Apa kabar? seperti apa persisnya hubungan antara Abi dan Ben sehingga harus menanyakan kabar seperti ini.
"Seperti yang terlihat."
Abi mengedikan kedua bahunya. Dari cara dia menjawab pertanyaan, aku tahu dia sedang berusaha untuk menghindar dari perbincangan ini. Ben hanya tersenyum miring menanggapi jawaban Abi.
"Dari pertemuan kita pertama kali pada malam itu, aku melihat kau dan Ana begitu sangat akrab. Jadi, kalian saling mengenal?"
Abi menjatuhkan tatapan tajamnya pada Ben. "Iya, kami saling mengenal sangat dekat."
Ben masih memamerkan senyuman miringnya. "Oh,"
"Kenapa? Merasa terganggu aku mengenal tunanganmu?"
Ben menarik napasnya kemudian tertawa kecil.
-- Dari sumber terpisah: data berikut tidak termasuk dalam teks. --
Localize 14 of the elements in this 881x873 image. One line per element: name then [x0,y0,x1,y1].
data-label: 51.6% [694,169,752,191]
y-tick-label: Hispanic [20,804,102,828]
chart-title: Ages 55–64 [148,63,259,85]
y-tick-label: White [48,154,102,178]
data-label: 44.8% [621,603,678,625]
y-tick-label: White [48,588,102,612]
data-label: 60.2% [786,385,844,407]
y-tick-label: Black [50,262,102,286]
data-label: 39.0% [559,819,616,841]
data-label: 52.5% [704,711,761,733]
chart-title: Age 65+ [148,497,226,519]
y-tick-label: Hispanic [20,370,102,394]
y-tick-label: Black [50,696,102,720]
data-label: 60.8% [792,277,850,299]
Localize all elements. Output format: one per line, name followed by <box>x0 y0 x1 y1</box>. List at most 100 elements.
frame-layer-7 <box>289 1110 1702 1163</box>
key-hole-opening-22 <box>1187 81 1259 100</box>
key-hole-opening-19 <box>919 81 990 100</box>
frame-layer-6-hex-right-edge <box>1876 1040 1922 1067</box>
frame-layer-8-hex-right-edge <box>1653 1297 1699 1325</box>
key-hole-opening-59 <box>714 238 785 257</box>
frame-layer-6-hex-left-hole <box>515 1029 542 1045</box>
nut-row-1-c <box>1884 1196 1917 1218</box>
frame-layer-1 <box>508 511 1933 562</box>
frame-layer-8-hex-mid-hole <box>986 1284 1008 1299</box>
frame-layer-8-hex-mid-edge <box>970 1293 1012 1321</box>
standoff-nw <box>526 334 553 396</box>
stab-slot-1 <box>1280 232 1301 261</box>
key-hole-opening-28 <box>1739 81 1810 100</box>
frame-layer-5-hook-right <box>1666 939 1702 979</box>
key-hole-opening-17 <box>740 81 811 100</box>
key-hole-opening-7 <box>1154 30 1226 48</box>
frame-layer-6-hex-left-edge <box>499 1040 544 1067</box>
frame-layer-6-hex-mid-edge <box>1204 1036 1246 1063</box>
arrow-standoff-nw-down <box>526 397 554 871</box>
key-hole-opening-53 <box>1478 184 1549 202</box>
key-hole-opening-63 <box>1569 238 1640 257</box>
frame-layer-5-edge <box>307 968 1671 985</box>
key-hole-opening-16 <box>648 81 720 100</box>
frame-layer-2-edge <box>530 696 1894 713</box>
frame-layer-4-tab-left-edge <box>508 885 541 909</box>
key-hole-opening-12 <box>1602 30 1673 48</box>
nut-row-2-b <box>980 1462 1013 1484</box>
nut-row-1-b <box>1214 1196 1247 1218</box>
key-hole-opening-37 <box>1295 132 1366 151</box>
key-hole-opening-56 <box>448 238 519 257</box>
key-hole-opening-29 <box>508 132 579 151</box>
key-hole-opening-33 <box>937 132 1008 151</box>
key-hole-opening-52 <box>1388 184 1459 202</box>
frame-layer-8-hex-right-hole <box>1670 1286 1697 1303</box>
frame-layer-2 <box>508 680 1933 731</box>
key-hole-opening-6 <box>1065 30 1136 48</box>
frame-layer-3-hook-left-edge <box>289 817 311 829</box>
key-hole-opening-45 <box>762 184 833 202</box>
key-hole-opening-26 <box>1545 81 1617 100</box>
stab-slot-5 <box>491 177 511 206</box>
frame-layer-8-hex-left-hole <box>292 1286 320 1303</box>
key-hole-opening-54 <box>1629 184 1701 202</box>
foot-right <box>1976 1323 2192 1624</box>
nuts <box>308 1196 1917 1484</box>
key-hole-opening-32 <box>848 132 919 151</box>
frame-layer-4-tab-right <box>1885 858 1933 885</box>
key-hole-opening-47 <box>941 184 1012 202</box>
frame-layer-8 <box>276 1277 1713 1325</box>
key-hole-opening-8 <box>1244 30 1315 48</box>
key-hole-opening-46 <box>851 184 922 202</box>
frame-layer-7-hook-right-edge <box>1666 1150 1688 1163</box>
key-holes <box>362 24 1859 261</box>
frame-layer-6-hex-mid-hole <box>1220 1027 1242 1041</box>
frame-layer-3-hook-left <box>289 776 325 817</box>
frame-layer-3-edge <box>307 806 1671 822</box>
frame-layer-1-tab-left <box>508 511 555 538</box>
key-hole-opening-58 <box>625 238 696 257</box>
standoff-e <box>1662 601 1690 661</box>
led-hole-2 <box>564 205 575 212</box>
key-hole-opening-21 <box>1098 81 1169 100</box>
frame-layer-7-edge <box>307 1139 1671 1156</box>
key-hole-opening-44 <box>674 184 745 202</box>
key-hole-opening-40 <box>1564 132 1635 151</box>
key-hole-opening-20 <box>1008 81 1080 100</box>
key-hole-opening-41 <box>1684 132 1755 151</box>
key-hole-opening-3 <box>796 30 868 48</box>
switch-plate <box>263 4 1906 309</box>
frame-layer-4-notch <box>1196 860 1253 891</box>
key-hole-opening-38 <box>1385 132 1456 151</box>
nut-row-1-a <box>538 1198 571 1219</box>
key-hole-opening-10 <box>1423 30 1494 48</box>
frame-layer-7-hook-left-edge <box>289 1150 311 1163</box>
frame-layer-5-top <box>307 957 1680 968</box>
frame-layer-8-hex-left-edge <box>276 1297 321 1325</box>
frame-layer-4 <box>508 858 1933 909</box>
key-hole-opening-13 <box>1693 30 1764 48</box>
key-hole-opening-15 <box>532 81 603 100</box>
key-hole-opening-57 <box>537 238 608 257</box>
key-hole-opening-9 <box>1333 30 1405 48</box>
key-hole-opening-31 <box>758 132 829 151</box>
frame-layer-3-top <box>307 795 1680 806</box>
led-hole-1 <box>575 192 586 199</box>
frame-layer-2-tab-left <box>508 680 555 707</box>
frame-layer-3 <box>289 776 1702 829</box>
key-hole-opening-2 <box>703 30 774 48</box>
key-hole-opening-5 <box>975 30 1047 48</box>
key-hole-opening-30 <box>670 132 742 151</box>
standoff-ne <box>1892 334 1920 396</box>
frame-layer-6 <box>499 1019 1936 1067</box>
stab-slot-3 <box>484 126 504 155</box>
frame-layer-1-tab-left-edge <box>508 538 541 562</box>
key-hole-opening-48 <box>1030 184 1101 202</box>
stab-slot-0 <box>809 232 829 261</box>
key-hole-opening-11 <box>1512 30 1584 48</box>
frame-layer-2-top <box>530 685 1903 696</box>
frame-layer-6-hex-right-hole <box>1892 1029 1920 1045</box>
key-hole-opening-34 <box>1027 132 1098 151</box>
"Kenapa aku harus terganggu? Ana bebas untuk berteman dengan siapa saja."
"Sebebas dirimu?"
Abi melangkah maju mencoba mengintimidasi Ben, dengan tatapannya. Berada di tengah-tengah mereka membuat bulu kudukku meremang. Aku bisa mencium bau permusuhan dari gaya mereka berinteraksi. Dan aku mulai penasaran apa persisnya hubungan mereka berdua. Oh bukan, bertiga bersama Viona.
"Ehem," tiba-tiba suara dehaman keluar dari mulut Viona, dan membuat dua orang pria yang dalam sebuah perbincangan aneh terinterupsi. "Ben, kau mau menemaniku berkeliling?" Aku melotot ke arah Ben dan Viona. "Ana, aku pinjam sebentar kekasihmu, tidak apa-apa? Kami sudah bertahun-tahun tidak bertemu."
Baru aku akan protes tapi, Ben memegang pundakku. "Sebentar ya, sayang."
What?!
Sebelum aku bisa mengeluarkan pendapat tidak terima, Viona telah menarik Ben pergi dari hadapanku. Sialan!
"Kau perlu pelampiasan? Atau mau terus berdiri di sini merutuki nasibmu?"
Aku menelengkan kepalaku pada Abi yang kini tengah tersenyum miring padaku, seakan sedang menertawakan kesialanku barusan.